Old garages especially seem to be a magnet for mystery wiring. Half the time, there’s some random junction box in the rafters with wires going nowhere... or worse, somewhere you didn’t expect. It’s not always about overthinking—it’s just that old houses have a way of surprising you when you least want it.
Totally get what you mean about old garages being a maze of surprises. I’ve traced circuits in my place that loop through the weirdest spots—once found a wire tucked behind a beam, running to an outlet that hadn’t worked since the ‘70s. I’m with you on being cautious, though I’ll admit I still use the voltage pen first out of habit... but yeah, multimeter’s the only thing I really trust. It’s wild how creative folks got with wiring back in the day—sometimes I wonder if they were just making it up as they went along.
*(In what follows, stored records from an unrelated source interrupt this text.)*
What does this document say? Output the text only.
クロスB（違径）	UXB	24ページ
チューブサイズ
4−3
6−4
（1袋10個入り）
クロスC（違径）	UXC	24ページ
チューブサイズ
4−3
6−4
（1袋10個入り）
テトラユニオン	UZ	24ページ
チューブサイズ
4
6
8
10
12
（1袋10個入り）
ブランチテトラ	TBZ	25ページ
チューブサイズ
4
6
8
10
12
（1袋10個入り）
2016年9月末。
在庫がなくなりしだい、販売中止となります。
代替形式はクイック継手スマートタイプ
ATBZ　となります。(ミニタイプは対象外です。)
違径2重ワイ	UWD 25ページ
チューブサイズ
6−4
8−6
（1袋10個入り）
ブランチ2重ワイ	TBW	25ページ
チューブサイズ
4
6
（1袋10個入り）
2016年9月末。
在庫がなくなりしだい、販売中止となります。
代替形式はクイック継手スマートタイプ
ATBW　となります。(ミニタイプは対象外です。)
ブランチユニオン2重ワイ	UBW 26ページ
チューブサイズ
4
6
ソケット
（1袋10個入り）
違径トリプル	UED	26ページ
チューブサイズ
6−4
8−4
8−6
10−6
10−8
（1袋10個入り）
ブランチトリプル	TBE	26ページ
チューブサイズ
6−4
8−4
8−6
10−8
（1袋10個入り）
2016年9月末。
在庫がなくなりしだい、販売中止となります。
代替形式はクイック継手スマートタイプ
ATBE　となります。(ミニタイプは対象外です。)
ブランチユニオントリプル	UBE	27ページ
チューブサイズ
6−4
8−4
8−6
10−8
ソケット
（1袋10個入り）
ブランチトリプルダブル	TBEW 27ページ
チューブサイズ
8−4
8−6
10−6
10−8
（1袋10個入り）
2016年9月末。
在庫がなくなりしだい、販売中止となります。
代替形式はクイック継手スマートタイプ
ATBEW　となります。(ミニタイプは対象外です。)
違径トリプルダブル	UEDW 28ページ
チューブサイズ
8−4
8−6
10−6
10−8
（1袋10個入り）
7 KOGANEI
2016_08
“It’s wild how creative folks got with wiring back in the day—sometimes I wonder if they were just making it up as they went along.”
Honestly, I think a lot of them *were* making it up. I’ve seen garages where the wiring looks like spaghetti, and you can tell aesthetics weren’t even a passing thought. Ever run into a spot where someone just painted right over the old junction boxes? Makes me wonder—do you try to hide the new wiring for a cleaner look, or just embrace the chaos and go industrial?
Man, I totally get what you mean about the spaghetti wiring. When I started messing with my own garage, I found like three different kinds of wire all twisted together—no rhyme or reason. I’m all for a cleaner look, but sometimes hiding everything just isn’t worth the headache. Honestly, there’s something kinda cool about leaving it exposed if you do it neatly... gives off that workshop vibe. Either way, you’re definitely not alone in dealing with the chaos.
Totally hear you on the “workshop vibe”—there’s something about neatly run conduit and visible junction boxes that just feels right in a garage. I’ve tried both: hiding everything behind drywall and running it exposed with EMT. Honestly, the exposed setup made troubleshooting way easier down the line. Did you end up rewiring, or just tidying up what was already there? Curious if you ran into any code headaches—some towns get weird about visible wiring, even if it’s neat.